Workers report spending more than half of their time at the office on emails, meetings, and tasks not laid out in job descriptions.

We know Americans spend a lot of time at the office. According to the American Time Use Survey , we spend 8.7 hours at work on an average work day. Each year, we work roughly 1,790 hours, which is just slightly higher than the OECD average.

But what happens during the nine hours we spend in the office? While every job includes some tasks that are not part of the job description, there's a discrepancy between our titles and what we spend our time doing at the office. How much time do we spend at meetings or writing emails, and how much doing what we perceive to be our actual jobs?
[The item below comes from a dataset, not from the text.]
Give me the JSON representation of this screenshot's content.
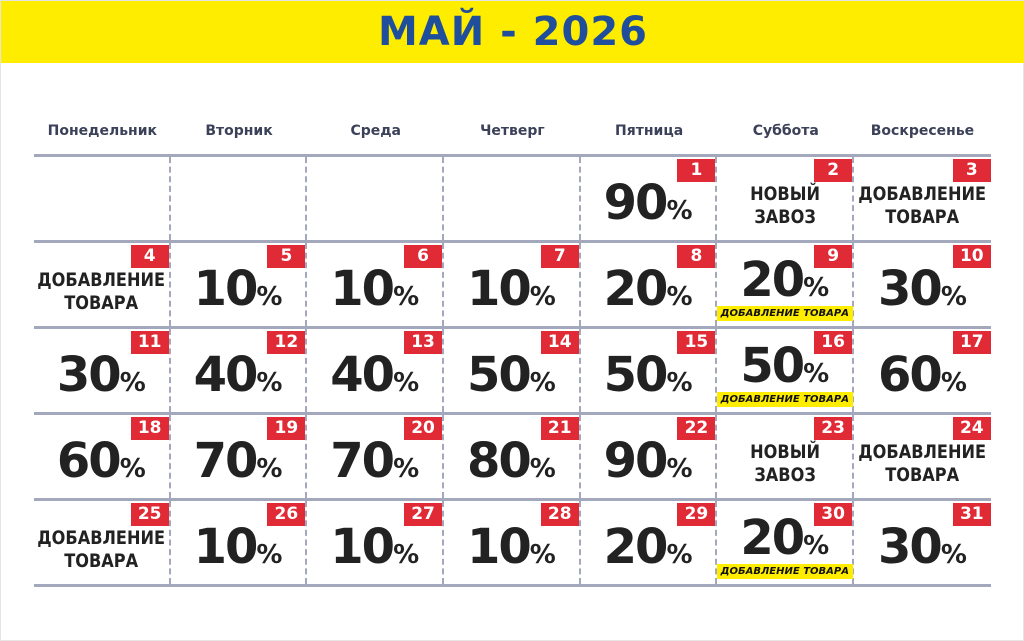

A new survey from AtTask conducted by Harris Poll found that U.S. employees at large-sized companies (1,000 employees or more) only spend 45 percent of their time on primary job duties. So what about the other 55 percent of the time? Their respondents reported spending 14 percent of their workweek on email (which is believable, as 91 percent reported that they use email to communicate with their team). The other 40 percent of their working hours were spent on meetings, administrative tasks, and "interruptions." So the most frustrating workdays are when all of the above prevent a worker from doing their jobs—and nothing gets done.
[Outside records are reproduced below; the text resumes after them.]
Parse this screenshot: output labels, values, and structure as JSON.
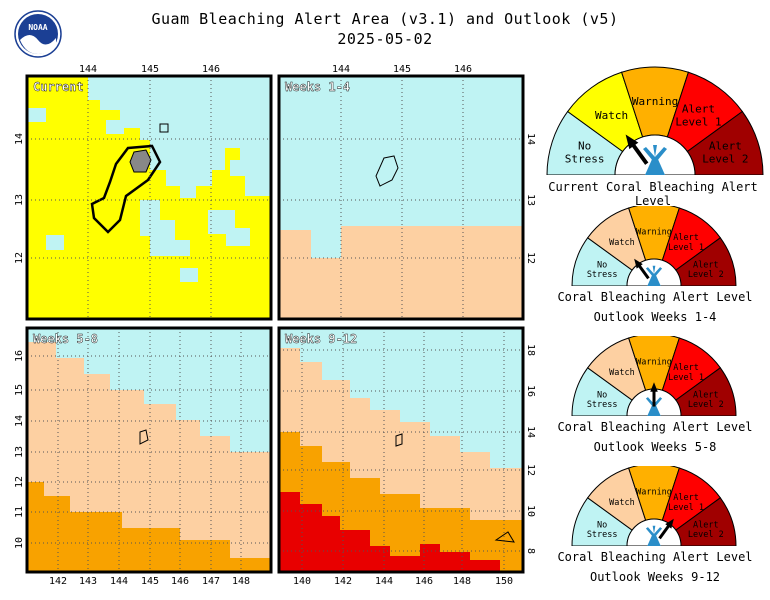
{
  "header": {
    "title": "Guam Bleaching Alert Area (v3.1) and Outlook (v5)",
    "date": "2025-05-02",
    "logo_text": "NOAA"
  },
  "colors": {
    "no_stress": "#bff3f3",
    "watch": "#ffff00",
    "warning": "#ffb000",
    "alert1": "#ff0000",
    "alert2": "#a00000",
    "outlook_watch": "#fdd0a2",
    "outlook_warning": "#f8a200",
    "outlook_alert1": "#e80000"
  },
  "maps": {
    "current": {
      "label": "Current",
      "lon_ticks": [
        "144",
        "145",
        "146"
      ],
      "lat_ticks": [
        "14",
        "13",
        "12"
      ]
    },
    "weeks_1_4": {
      "label": "Weeks 1-4",
      "lon_ticks": [
        "144",
        "145",
        "146"
      ],
      "lat_ticks": [
        "14",
        "13",
        "12"
      ]
    },
    "weeks_5_8": {
      "label": "Weeks 5-8",
      "lon_ticks": [
        "142",
        "143",
        "144",
        "145",
        "146",
        "147",
        "148"
      ],
      "lat_ticks": [
        "16",
        "15",
        "14",
        "13",
        "12",
        "11",
        "10"
      ]
    },
    "weeks_9_12": {
      "label": "Weeks 9-12",
      "lon_ticks": [
        "140",
        "142",
        "144",
        "146",
        "148",
        "150"
      ],
      "lat_ticks": [
        "18",
        "16",
        "14",
        "12",
        "10",
        "8"
      ]
    }
  },
  "gauges": [
    {
      "label_lines": [
        "Current Coral Bleaching Alert Level"
      ],
      "level": "Watch"
    },
    {
      "label_lines": [
        "Coral Bleaching Alert Level",
        "Outlook Weeks 1-4"
      ],
      "level": "Watch"
    },
    {
      "label_lines": [
        "Coral Bleaching Alert Level",
        "Outlook Weeks 5-8"
      ],
      "level": "Warning"
    },
    {
      "label_lines": [
        "Coral Bleaching Alert Level",
        "Outlook Weeks 9-12"
      ],
      "level": "Alert Level 1"
    }
  ],
  "gauge_segments": {
    "no_stress": [
      "No",
      "Stress"
    ],
    "watch": [
      "Watch"
    ],
    "warning": [
      "Warning"
    ],
    "alert1": [
      "Alert",
      "Level 1"
    ],
    "alert2": [
      "Alert",
      "Level 2"
    ]
  }
}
And that's not to mention the time spent not working at work : one survey reported that the average time spend doing private activities is 1.5 to three hours a day. ComScore reported that this Cyber Monday—despite it being a workday—was the heaviest online spending day in history at $2 billion. According to IBM Digital Analytics , 46 percent of Cyber Monday sales happened between 9 a.m. and 5 p.m. ET.


Cyber Monday 2014 Sales by Hour

IBM Digital Analytics Benchmark

But is 100 percent productivity even possible, or healthy? The answer is probably no. Research shows that taking regular breaks from work improves creativity and productivity. A nap can also help . And meetings and emails? Inevitable, though better email and meeting habits could help. 59 percent of those surveyed by AtTask reported that they thought meetings were the most wasteful parts of their workday—but standing meetings and data mining are here to help. Now if we can just make the right incentive scheme for those who email the entire company to stop, we'd waste less time on that too. Perhaps what we need is a position that exclusively involves email: someone or something (software) to call out email abusers and keep everyone else in line too.